I have the idea of using MVBITS(): I put the 0…255 value in an INT16, then transfer the 8 last bits in an INT8. Assuming of course the correct Endianness… https://gcc.gnu.org/onlinedocs/gfortran/MVBITS.html
A bit of overthinking here. In memory, an INT8 integer is just a block of 8 bits. Unformatted stream I/O should threat them that way. The signed/unsigned distinction occurs when you perform arithmetic with the values, or convert them to a different KIND of integer.
@interkosmos , @alozada
The TRANSFER proposition is interesting: “Transfer physical representation.” I will make a try: the representation of 255 in Fortran should be 00000000 11111111, or rather 11111111 00000000 on a little endian machine… Will I have 00000000 or 11111111 in my c_int8_t ?
The character solution could work on our machines, but I am not sure it is universal. The standard says:
“The processor defines a collating sequence for the character set of each kind of character. The collating sequence is an isomorphism between the character set and the set of integers{I: 0≤I < N}, where N is the number of characters in the set.”
Yes, 0x81 = 129 is purposely just out of range [-127; +128].
Concerning INT(A, KIND) the Fortran 2018 standard says:
Case (iv):If A is a boz-literal-constant, the value of the result is the value whose bit sequence according to the model in 16.3 is the same as that of A as modified by padding or truncation according to 16.3.3.The interpretation of a bit sequence whose most significant bit is 1 is processor dependent.
and:
16.3.3 Bit sequences as arguments to INT and REAL
1 When a boz-literal-constant is the argument A of the intrinsic function INT or REAL,
•if the length of the sequence of bits specified by A is less than the size in bits of a scalar variable of the same type and kind type parameter as the result, the boz-literal-constant is treated as if it were extended to a length equal to the size in bits of the result by padding on the left with zero bits, and
•if the length of the sequence of bits specified by A is greater than the size in bits of a scalar variable of the same type and kind type parameter as the result, the boz-literal-constant is treated as if it were truncated from the left to a length equal to the size in bits of the result.
I think that A=129 is a positive 16 bits signed integer: 00000000 10000001, and with INT(A, KIND=INT8) is it truncated to the rightmost 8 bits: 10000001. And that’s what I want: I just want to write the octet 10000001 in the file, I don’t care that it can be interpreted and printed as -127 by my processor.
The 16.3 Bit model is the classical binary model used for positive values. (But “the interpretation of a negative integer as a sequence of bits is processor dependent”.)

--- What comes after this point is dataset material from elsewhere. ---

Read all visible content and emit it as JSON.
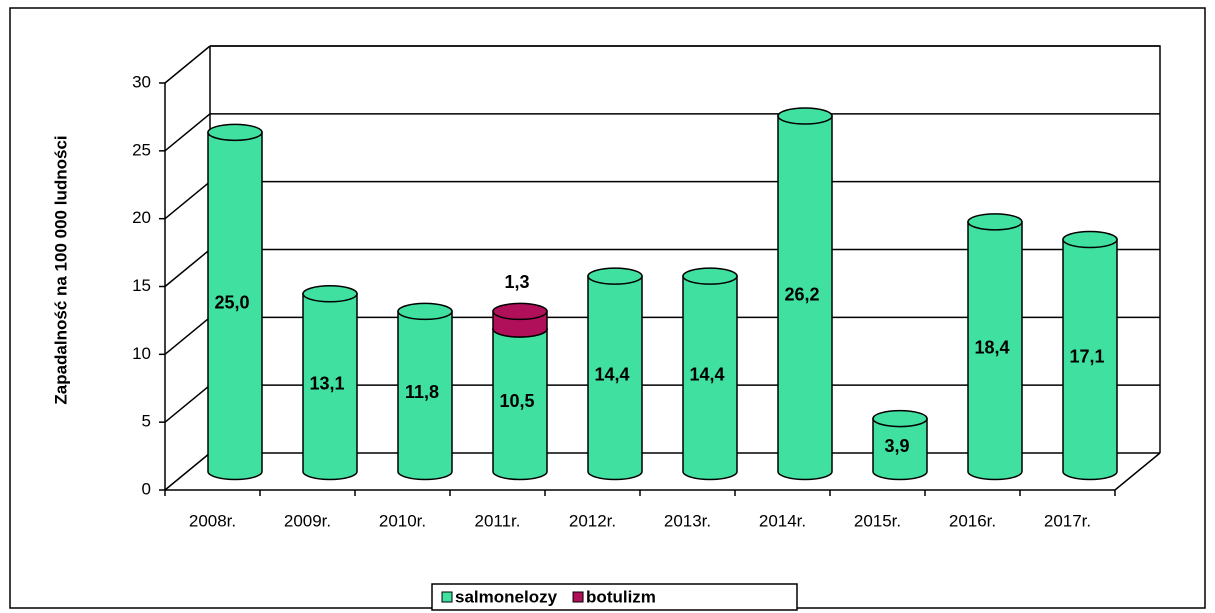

achar() is defined as result = achar(i [, kind]) (with optional character kind of the result since Fortran 2003). The argument i should be a positve signed integer [0 … 255]. The type integer(kind=1) has the range -127 … 127. You can pass integer(kind=1) to achar() but negative values will be converted to positive (I don’t know if this behaviour is undefined in the language standard).